Bishop MacDaid’s Homily Bundoran

Bundoran Mass

 26 September 2010 

Homily

My dear friends,

Try to imagine a July day in Florida, a man sitting at his desk in an air-conditioned room, the temperature in the room a comfortable 68 degrees.  He feels full of energy.

He looks out the window and sees a teenage boy working in the grounds.  He looks like a prisoner doing forced labour.  His movements are slow and he rests frequently.  “How can a young man be so lazy?” the man askes himself.

Later in the morning, the man went outside on some business.  As soon as he stepped outside he was hit by a wave of heat which stopped him in his tracks.  It was over 90 degrees outside and the humidity at least as high.  He realised now what the boy was up against.

Though his world was separated only by the width of a wall from the world of the boy, those two worlds could hardly have been more different.  Yet unless he left his own world and entered that of the youth, he would never have known the difference.  We can be within arm’s reach of someone, yet be living in a different world from that person.  But we’ll never know the difference unless we leave our world and enter that of the other person.  We will never understand it from the outside.

The rich man and Lazarus lived in opposite worlds, yet those worlds lay side by side.  But the rich man never entered the world of the poor man.  He didn’t see Lazarus as a human being.  He was indifferent to him and indifference is not acceptable in the way of Christ.

Riches can make a person self-preoccupied.  They can blind a person to the needs of others and harden the heart.  That is the real tragedy.  The rich man did not in a way hurt or exploit the poor man.  Yet we are told he ended up in the torment of Hades.  He was condemned not because he was rich but because he didn’t show compassion for the poor man.  He lived only for himself.

Sin is not only about doing wrong.  It is also about not doing good, doing nothing, or worse still the sin of indifference.  This is not a pleasant parable and there is no happy ending for Dives, the central character in the story.

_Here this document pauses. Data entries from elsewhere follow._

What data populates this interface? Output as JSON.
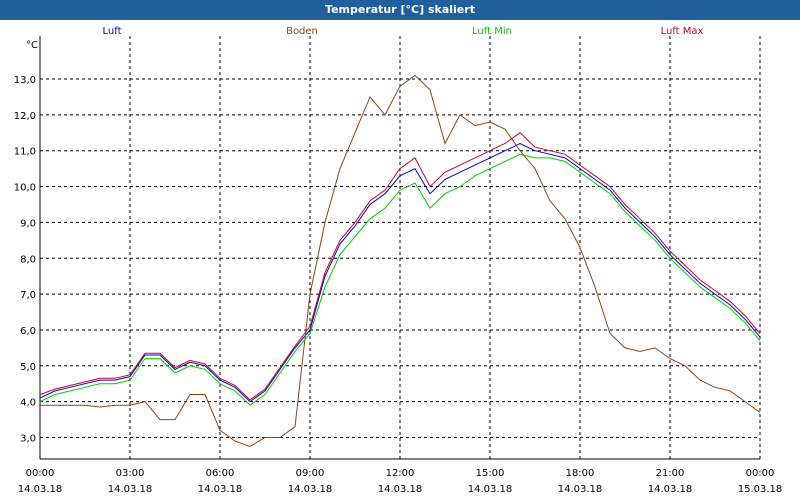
{
  "window": {
    "title": "Temperatur [°C] skaliert"
  },
  "chart_data": {
    "type": "line",
    "title": "Temperatur [°C] skaliert",
    "ylabel": "°C",
    "ylim": [
      2.4,
      14.2
    ],
    "yticks": [
      3.0,
      4.0,
      5.0,
      6.0,
      7.0,
      8.0,
      9.0,
      10.0,
      11.0,
      12.0,
      13.0
    ],
    "ytick_labels": [
      "3,0",
      "4,0",
      "5,0",
      "6,0",
      "7,0",
      "8,0",
      "9,0",
      "10,0",
      "11,0",
      "12,0",
      "13,0"
    ],
    "xlim": [
      0,
      24
    ],
    "xticks": [
      0,
      3,
      6,
      9,
      12,
      15,
      18,
      21,
      24
    ],
    "xtick_time_labels": [
      "00:00",
      "03:00",
      "06:00",
      "09:00",
      "12:00",
      "15:00",
      "18:00",
      "21:00",
      "00:00"
    ],
    "xtick_date_labels": [
      "14.03.18",
      "14.03.18",
      "14.03.18",
      "14.03.18",
      "14.03.18",
      "14.03.18",
      "14.03.18",
      "14.03.18",
      "15.03.18"
    ],
    "grid": true,
    "legend_position": "top",
    "series": [
      {
        "name": "Luft",
        "color": "#0000cc",
        "x": [
          0,
          0.5,
          1,
          1.5,
          2,
          2.5,
          3,
          3.5,
          4,
          4.5,
          5,
          5.5,
          6,
          6.5,
          7,
          7.5,
          8,
          8.5,
          9,
          9.5,
          10,
          10.5,
          11,
          11.5,
          12,
          12.5,
          13,
          13.5,
          14,
          14.5,
          15,
          15.5,
          16,
          16.5,
          17,
          17.5,
          18,
          18.5,
          19,
          19.5,
          20,
          20.5,
          21,
          21.5,
          22,
          22.5,
          23,
          23.5,
          24
        ],
        "y": [
          4.1,
          4.3,
          4.4,
          4.5,
          4.6,
          4.6,
          4.7,
          5.3,
          5.3,
          4.9,
          5.1,
          5.0,
          4.6,
          4.4,
          4.0,
          4.3,
          4.9,
          5.5,
          6.0,
          7.5,
          8.4,
          8.9,
          9.5,
          9.8,
          10.3,
          10.5,
          9.8,
          10.2,
          10.4,
          10.6,
          10.8,
          11.0,
          11.2,
          11.0,
          10.9,
          10.8,
          10.5,
          10.2,
          9.9,
          9.4,
          9.0,
          8.6,
          8.1,
          7.7,
          7.3,
          7.0,
          6.7,
          6.3,
          5.8
        ]
      },
      {
        "name": "Boden",
        "color": "#8b4513",
        "x": [
          0,
          0.5,
          1,
          1.5,
          2,
          2.5,
          3,
          3.5,
          4,
          4.5,
          5,
          5.5,
          6,
          6.5,
          7,
          7.5,
          8,
          8.5,
          9,
          9.5,
          10,
          10.5,
          11,
          11.5,
          12,
          12.5,
          13,
          13.5,
          14,
          14.5,
          15,
          15.5,
          16,
          16.5,
          17,
          17.5,
          18,
          18.5,
          19,
          19.5,
          20,
          20.5,
          21,
          21.5,
          22,
          22.5,
          23,
          23.5,
          24
        ],
        "y": [
          3.9,
          3.9,
          3.9,
          3.9,
          3.85,
          3.9,
          3.9,
          4.0,
          3.5,
          3.5,
          4.2,
          4.2,
          3.2,
          2.9,
          2.75,
          3.0,
          3.0,
          3.3,
          7.0,
          9.0,
          10.5,
          11.5,
          12.5,
          12.0,
          12.8,
          13.1,
          12.7,
          11.2,
          12.0,
          11.7,
          11.8,
          11.6,
          11.0,
          10.5,
          9.6,
          9.1,
          8.3,
          7.2,
          5.9,
          5.5,
          5.4,
          5.5,
          5.2,
          5.0,
          4.6,
          4.4,
          4.3,
          4.0,
          3.7
        ]
      },
      {
        "name": "Luft Min",
        "color": "#00cc00",
        "x": [
          0,
          0.5,
          1,
          1.5,
          2,
          2.5,
          3,
          3.5,
          4,
          4.5,
          5,
          5.5,
          6,
          6.5,
          7,
          7.5,
          8,
          8.5,
          9,
          9.5,
          10,
          10.5,
          11,
          11.5,
          12,
          12.5,
          13,
          13.5,
          14,
          14.5,
          15,
          15.5,
          16,
          16.5,
          17,
          17.5,
          18,
          18.5,
          19,
          19.5,
          20,
          20.5,
          21,
          21.5,
          22,
          22.5,
          23,
          23.5,
          24
        ],
        "y": [
          4.0,
          4.2,
          4.3,
          4.4,
          4.5,
          4.5,
          4.6,
          5.2,
          5.2,
          4.8,
          5.0,
          4.9,
          4.5,
          4.3,
          3.9,
          4.2,
          4.8,
          5.4,
          5.9,
          7.2,
          8.1,
          8.6,
          9.1,
          9.4,
          9.9,
          10.1,
          9.4,
          9.8,
          10.0,
          10.3,
          10.5,
          10.7,
          10.9,
          10.8,
          10.8,
          10.7,
          10.4,
          10.1,
          9.8,
          9.3,
          8.9,
          8.5,
          8.0,
          7.6,
          7.2,
          6.9,
          6.6,
          6.2,
          5.7
        ]
      },
      {
        "name": "Luft Max",
        "color": "#cc0033",
        "x": [
          0,
          0.5,
          1,
          1.5,
          2,
          2.5,
          3,
          3.5,
          4,
          4.5,
          5,
          5.5,
          6,
          6.5,
          7,
          7.5,
          8,
          8.5,
          9,
          9.5,
          10,
          10.5,
          11,
          11.5,
          12,
          12.5,
          13,
          13.5,
          14,
          14.5,
          15,
          15.5,
          16,
          16.5,
          17,
          17.5,
          18,
          18.5,
          19,
          19.5,
          20,
          20.5,
          21,
          21.5,
          22,
          22.5,
          23,
          23.5,
          24
        ],
        "y": [
          4.2,
          4.35,
          4.45,
          4.55,
          4.65,
          4.65,
          4.75,
          5.35,
          5.35,
          4.95,
          5.15,
          5.05,
          4.65,
          4.45,
          4.05,
          4.35,
          4.95,
          5.55,
          6.1,
          7.6,
          8.5,
          9.0,
          9.6,
          9.9,
          10.5,
          10.8,
          10.0,
          10.4,
          10.6,
          10.8,
          11.0,
          11.2,
          11.5,
          11.1,
          11.0,
          10.9,
          10.6,
          10.3,
          10.0,
          9.5,
          9.1,
          8.7,
          8.2,
          7.8,
          7.4,
          7.1,
          6.8,
          6.4,
          5.9
        ]
      }
    ]
  }
}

May the Lord, who entered fully into our world, help us to enter the world of those who are in pain or in need.  Then, having experienced what life is like for them, we will surely be moved to do what we can to help them.  As people who stand in daily need of God’s mercy and goodness, as people who pray with hands held out like a beggar’s bowl, we should in turn try to be kind, generous and merciful with others because the measure we give will be the measure we receive.